Watching Challenge | Les films de mars 2018

Pour ce mois-ci du Watching Challenge (le principe en est visible ici) que je fais avec F. de l’O., je vous invite à explorer des horizons plutôt éloignés les uns des autres. Au programme, du romantisme noir, de la science-fiction psychologique, du drame britannique parfait, et enfin, du jeu vidéo d’aventure revu par le cinéma. A votre découverte !

 Stoker, Park Chan-Wook – 2012 | Un film dérangeant

Quand son père décède, India voit d’un mauvais œil l’arrivée d’un oncle dont elle ignorait l’existence, à la maison. Mais entre cet homme et les deux femmes présentes – India et sa mère – s’installe une étrange relation faite de méfiance et d’attirance.
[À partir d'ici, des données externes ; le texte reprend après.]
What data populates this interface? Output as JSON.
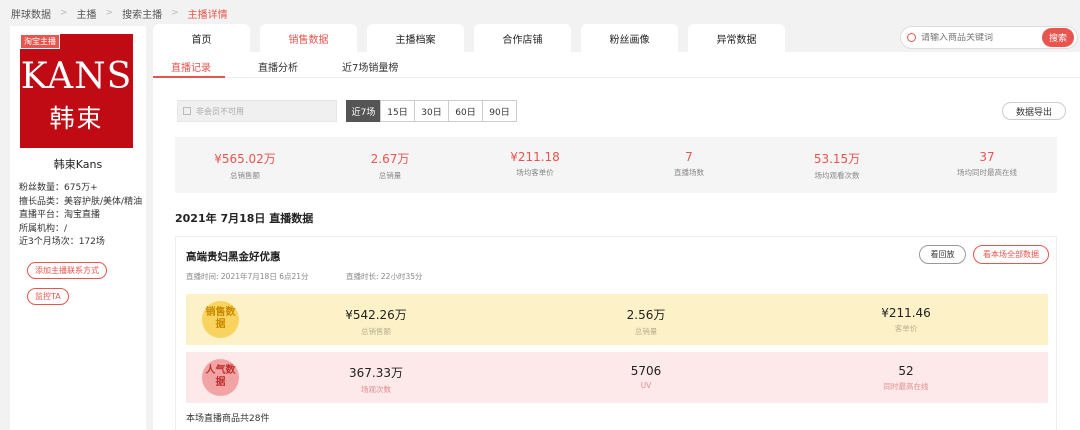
{
  "breadcrumb": {
    "items": [
      "胖球数据",
      "主播",
      "搜索主播"
    ],
    "current": "主播详情"
  },
  "profile": {
    "badge": "淘宝主播",
    "logo_text_en": "KANS",
    "logo_text_cn": "韩束",
    "name": "韩束Kans",
    "fans": "粉丝数量：675万+",
    "category": "擅长品类：美容护肤/美体/精油",
    "platform": "直播平台：淘宝直播",
    "agency": "所属机构：/",
    "sessions": "近3个月场次：172场",
    "add_contact": "添加主播联系方式",
    "monitor": "监控TA"
  },
  "tabs": [
    {
      "label": "首页"
    },
    {
      "label": "销售数据"
    },
    {
      "label": "主播档案"
    },
    {
      "label": "合作店铺"
    },
    {
      "label": "粉丝画像"
    },
    {
      "label": "异常数据"
    }
  ],
  "search": {
    "placeholder": "请输入商品关键词",
    "button": "搜索"
  },
  "subtabs": [
    "直播记录",
    "直播分析",
    "近7场销量榜"
  ],
  "date_placeholder": "非会员不可用",
  "ranges": [
    "近7场",
    "15日",
    "30日",
    "60日",
    "90日"
  ],
  "export_label": "数据导出",
  "summary": [
    {
      "value": "¥565.02万",
      "label": "总销售额"
    },
    {
      "value": "2.67万",
      "label": "总销量"
    },
    {
      "value": "¥211.18",
      "label": "场均客单价"
    },
    {
      "value": "7",
      "label": "直播场数"
    },
    {
      "value": "53.15万",
      "label": "场均观看次数"
    },
    {
      "value": "37",
      "label": "场均同时最高在线"
    }
  ],
  "section_title": "2021年 7月18日 直播数据",
  "live": {
    "title": "高端贵妇黑金好优惠",
    "time": "直播时间: 2021年7月18日 6点21分",
    "duration": "直播时长: 22小时35分",
    "replay_button": "看回放",
    "all_data_button": "看本场全部数据",
    "sales_label": "销售数据",
    "sales": [
      {
        "value": "¥542.26万",
        "label": "总销售额"
      },
      {
        "value": "2.56万",
        "label": "总销量"
      },
      {
        "value": "¥211.46",
        "label": "客单价"
      }
    ],
    "pop_label": "人气数据",
    "popularity": [
      {
        "value": "367.33万",
        "label": "场观次数"
      },
      {
        "value": "5706",
        "label": "UV"
      },
      {
        "value": "52",
        "label": "同时最高在线"
      }
    ],
    "product_count": "本场直播商品共28件"
  },
  "colors": {
    "accent": "#e8554e",
    "brand": "#c00a14",
    "sales_band": "#fdf1c7",
    "pop_band": "#fde9e9"
  }
}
A vrai dire, Stoker aurait pu entrer dans d’autres critères pour le Watching Challenge. Mais plusieurs jours après son visionnage, il en ressortait encore un côté assez dérangeant et malsain, bien qu’il existe sûrement pire. Encore maintenant, je ne dirais pas non à un re-visionnage, juste pour mieux comprendre le film et en saisir l’étrangeté. Dans ce huis-clos à trois, dans la lumière d’une demeure et d’un jardin qui pourraient tout avoir du gothique, ce sont les trois personnages principaux qui s’opposent, s’affrontent et s’attirent, mêlant parfois de l’onirisme et un lien mystique entre India et son oncle. Évidemment, la mère se retrouve vite attirée par cette version plus jeune de son mari. Évidemment, l’homme ne s’y montre pas indifférent, mais il ne l’est pas non plus envers sa nièce. Et on est vite un peu déstabilisé par la tournure que prennent les choses dans ce film : le côté inceste qui plane, l’aspect vampirique du personnage de Matthew Goode, tout en sourires et impassibilités inquiétantes, et le visage étrangement froid et fermé d’India, pas moins morbide que les deux autres âmes hantant cette maison. Chacun à leur manière, il y a là trois anti-héros, entre la mère glaçante et névrosée jouée par Nicole Kidman (certes pas son meilleur jeu), la jeune fille dont l’innocence disparaît dans ce film et qui a tout de la Mercredi Addams, et Charlie, cet oncle mystérieux aux allures de sociopathe. Tout ça au milieu d’une tension pesante, d’une mise en scène bien pensée, qui laisse l’ambiguïté entre la réalité pure et un certain fantastique, et qui va des thèmes de la rivalité mère-fille, à l’amour incestueux, à l’éveil de l’âge adulte et au goût du sang. Sans oublier une certaine scène au piano qui doit sa beauté en grande partie aux notes de Philip Glass. Stoker n’est pas parfait, il aurait pu l’être, mais il dérange et donne à penser bien après le visionnage.

Annihilation, Alex Garland – 2018 | Un film mettant en scène un face à face

Une équipe de jeunes femmes scientifiques sont envoyées dans la mystérieuse Zone X pour y découvrir ses mystères, dans cette contrée où la nature a repris ses droits, et d’où personne ou presque, n’est sorti vivant.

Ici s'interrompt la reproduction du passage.